The neurological, neuropsychological, and educational outcome in 14 children who received a second course of cranial radiotherapy or total body irradiation for relapsing lymphoblastic leukemia is reported from the Neurosciences Unit and Department of Haematology, Institute of Child Health, University of London. Nine (64%) had postirradiation somnolence syndrome characterized by lethargy, irritability, nausea, and vomiting. All patients had mild neurological deficits, including hyperreflexia, incoordination, dyspraxia, and hand muscle weakness. All were growth hormone deficient. MRI showed ventricular enlargements. Verbal comprehension and tests of attention and memory were impaired, girls showing greater impairments than boys. Of 9 children still at school, only 2 performed at age appropriate levels in reading, spelling, and math, and social outcome was poor. [1]
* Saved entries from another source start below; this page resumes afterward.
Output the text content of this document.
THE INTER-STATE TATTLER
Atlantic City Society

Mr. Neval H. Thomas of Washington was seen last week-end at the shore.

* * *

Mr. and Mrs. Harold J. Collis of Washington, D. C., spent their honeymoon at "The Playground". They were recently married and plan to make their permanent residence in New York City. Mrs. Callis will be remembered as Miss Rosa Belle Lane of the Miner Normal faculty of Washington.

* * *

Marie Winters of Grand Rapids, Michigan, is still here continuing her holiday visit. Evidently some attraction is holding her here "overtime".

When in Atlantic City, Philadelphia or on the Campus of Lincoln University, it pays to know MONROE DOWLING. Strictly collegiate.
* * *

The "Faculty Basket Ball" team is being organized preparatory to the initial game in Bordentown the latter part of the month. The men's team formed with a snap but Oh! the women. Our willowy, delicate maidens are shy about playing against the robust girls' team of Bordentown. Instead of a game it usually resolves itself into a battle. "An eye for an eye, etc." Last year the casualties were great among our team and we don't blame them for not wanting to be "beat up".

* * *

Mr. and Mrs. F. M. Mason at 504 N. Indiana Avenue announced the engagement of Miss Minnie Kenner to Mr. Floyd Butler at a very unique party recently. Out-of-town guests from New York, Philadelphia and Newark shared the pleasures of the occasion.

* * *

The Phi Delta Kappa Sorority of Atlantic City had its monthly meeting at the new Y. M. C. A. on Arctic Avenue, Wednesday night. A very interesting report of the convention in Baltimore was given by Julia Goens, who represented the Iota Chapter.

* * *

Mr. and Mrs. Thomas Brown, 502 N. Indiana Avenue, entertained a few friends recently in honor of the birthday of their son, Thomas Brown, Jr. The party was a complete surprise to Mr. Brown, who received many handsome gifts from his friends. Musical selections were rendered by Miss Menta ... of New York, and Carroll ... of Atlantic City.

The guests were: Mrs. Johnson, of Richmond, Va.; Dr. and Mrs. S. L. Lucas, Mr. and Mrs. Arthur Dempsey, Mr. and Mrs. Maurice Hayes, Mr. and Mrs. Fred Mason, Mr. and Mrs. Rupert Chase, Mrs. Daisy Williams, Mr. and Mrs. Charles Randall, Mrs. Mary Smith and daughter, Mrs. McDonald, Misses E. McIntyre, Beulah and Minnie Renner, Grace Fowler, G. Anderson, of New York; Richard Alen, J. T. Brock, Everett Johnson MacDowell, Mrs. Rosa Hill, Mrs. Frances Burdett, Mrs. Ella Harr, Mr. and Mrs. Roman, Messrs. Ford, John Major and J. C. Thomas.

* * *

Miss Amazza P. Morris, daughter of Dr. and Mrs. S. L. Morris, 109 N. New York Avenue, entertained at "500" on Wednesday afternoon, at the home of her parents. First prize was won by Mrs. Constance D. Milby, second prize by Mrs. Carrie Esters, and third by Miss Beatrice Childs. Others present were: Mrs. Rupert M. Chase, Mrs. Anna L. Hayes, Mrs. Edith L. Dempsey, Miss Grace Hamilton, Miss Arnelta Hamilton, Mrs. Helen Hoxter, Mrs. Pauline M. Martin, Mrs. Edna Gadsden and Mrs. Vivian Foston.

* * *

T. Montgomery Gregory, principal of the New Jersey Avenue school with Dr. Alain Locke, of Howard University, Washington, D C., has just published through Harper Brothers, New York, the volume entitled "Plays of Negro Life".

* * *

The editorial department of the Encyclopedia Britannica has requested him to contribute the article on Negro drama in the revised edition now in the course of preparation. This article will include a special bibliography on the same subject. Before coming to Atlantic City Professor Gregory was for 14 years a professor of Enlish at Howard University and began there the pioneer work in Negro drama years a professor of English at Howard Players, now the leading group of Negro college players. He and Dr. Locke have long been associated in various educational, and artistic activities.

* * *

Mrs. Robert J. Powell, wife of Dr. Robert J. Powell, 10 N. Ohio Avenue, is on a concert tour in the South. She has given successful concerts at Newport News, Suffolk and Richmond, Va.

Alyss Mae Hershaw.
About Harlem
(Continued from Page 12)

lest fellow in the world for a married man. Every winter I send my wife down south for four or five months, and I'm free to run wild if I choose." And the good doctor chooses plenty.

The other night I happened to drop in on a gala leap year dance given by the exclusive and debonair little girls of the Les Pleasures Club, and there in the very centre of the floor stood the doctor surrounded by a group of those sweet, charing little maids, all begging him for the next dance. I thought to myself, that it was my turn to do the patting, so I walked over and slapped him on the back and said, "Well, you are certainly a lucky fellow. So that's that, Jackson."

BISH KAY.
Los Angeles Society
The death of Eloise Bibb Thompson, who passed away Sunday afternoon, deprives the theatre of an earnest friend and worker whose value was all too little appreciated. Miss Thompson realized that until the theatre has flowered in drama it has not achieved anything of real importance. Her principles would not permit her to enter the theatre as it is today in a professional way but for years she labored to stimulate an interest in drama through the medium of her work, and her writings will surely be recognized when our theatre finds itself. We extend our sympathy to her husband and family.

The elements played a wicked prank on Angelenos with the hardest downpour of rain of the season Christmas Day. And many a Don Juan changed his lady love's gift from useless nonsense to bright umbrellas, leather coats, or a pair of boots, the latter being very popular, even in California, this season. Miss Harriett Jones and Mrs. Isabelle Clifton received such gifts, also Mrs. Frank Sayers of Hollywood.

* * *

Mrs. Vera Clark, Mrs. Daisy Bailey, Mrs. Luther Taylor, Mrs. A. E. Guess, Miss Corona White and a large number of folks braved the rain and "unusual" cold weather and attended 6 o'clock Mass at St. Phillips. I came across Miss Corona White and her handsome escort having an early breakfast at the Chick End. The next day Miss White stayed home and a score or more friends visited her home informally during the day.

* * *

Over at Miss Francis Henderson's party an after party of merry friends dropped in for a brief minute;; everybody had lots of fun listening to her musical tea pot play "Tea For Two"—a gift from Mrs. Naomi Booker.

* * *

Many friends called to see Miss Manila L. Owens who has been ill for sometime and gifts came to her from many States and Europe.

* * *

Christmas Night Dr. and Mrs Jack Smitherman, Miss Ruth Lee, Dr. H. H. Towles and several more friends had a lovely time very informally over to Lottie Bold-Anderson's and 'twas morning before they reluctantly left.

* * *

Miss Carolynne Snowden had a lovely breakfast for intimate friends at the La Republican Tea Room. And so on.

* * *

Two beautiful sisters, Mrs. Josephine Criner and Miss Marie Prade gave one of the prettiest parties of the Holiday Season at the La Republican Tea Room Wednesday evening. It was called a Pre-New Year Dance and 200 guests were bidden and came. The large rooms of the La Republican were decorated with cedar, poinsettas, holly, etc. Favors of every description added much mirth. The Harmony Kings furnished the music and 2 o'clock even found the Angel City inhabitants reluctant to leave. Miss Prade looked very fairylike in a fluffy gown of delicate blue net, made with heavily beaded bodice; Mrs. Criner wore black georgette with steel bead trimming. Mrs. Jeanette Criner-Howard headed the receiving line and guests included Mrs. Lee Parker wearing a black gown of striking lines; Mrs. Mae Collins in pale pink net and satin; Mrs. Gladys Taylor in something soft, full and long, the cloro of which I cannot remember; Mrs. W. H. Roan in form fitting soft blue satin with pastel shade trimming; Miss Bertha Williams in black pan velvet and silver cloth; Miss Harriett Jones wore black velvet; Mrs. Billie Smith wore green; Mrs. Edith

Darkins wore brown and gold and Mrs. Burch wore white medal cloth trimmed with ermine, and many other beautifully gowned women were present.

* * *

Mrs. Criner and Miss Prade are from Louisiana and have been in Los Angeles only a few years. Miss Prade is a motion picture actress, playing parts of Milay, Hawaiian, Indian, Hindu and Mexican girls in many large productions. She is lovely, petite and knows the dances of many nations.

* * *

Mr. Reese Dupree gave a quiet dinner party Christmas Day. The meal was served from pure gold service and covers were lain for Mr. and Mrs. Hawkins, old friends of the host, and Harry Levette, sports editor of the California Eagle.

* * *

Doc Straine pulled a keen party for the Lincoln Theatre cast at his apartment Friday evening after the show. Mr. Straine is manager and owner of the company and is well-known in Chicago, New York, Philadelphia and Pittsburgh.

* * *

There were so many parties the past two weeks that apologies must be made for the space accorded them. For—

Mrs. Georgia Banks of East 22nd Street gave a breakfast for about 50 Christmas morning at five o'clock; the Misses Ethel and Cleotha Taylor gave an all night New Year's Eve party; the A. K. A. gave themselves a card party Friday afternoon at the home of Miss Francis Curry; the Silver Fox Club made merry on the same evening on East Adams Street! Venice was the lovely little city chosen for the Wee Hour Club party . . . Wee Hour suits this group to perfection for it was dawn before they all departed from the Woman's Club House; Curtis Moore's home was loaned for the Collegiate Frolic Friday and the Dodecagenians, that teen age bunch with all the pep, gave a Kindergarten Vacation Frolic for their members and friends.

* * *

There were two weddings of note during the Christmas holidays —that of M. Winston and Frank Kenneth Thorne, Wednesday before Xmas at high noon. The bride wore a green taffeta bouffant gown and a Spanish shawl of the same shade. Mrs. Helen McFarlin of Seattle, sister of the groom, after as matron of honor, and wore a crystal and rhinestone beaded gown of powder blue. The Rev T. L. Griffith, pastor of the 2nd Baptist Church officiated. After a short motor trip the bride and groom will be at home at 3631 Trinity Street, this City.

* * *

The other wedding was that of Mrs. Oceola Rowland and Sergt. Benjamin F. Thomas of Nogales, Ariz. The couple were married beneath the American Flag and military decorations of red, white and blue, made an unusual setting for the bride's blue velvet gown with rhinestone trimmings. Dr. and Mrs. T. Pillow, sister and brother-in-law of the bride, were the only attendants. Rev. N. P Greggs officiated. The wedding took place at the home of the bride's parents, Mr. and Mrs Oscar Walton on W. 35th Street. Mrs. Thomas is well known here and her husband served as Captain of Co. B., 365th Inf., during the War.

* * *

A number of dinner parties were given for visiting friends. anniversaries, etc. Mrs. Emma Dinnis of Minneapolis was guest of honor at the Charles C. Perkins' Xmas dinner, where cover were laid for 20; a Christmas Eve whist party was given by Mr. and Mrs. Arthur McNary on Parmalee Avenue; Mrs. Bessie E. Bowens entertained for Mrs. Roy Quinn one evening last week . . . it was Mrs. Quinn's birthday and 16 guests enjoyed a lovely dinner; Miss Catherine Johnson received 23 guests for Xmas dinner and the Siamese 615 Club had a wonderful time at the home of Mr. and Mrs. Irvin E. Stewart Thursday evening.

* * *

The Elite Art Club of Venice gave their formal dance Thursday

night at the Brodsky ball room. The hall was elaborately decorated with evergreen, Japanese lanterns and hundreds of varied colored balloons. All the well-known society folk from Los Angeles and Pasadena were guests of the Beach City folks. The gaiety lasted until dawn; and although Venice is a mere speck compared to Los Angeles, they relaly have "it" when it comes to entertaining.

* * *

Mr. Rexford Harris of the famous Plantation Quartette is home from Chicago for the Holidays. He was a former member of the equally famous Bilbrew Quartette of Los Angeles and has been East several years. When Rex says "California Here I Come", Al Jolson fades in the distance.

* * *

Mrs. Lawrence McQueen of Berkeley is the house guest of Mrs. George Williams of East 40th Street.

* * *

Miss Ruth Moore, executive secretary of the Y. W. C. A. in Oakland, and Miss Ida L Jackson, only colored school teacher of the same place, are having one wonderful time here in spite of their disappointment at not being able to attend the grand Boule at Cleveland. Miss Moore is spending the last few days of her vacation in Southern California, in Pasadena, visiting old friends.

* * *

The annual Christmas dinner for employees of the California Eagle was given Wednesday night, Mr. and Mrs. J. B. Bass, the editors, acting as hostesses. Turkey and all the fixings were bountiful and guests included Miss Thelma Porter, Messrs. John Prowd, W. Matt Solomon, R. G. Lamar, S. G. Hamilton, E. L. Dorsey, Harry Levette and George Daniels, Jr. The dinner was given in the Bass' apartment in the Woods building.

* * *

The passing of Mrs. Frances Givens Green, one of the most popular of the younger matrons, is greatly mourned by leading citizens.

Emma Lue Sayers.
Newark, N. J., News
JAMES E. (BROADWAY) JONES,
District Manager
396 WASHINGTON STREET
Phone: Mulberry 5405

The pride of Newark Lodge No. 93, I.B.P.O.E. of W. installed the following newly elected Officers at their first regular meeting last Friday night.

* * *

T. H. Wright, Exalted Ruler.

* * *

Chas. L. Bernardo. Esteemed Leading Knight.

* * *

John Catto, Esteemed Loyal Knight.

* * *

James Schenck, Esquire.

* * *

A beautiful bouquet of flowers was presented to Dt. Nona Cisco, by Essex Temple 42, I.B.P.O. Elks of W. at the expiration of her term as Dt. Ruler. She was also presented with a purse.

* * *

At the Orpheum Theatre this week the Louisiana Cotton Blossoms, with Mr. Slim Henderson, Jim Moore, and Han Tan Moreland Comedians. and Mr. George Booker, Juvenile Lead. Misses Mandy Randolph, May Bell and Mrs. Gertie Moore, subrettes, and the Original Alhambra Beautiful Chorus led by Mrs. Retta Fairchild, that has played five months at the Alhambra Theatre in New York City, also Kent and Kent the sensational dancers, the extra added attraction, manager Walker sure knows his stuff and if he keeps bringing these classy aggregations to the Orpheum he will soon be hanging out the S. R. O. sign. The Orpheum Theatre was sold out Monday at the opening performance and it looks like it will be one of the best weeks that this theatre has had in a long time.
COMMENT. After survival of the rigors of two and three year protocols of chemotherapy for lymphoblastic leukemia, children who relapse after initial remission now have to face the prospect of postirradiation cognitive and neurological deficits. The morbidity asssociated with cranial radiotherapy has been recognized for some time, and the results of this study certainly favor the omission of presymptomatic irradiation and the use of intrathecal methotrexate in more current protocols. The justification for over-zealous treatments of relapsing leukemia in children needs re-evaluation in light of the long term adverse effects and the overall quality of life.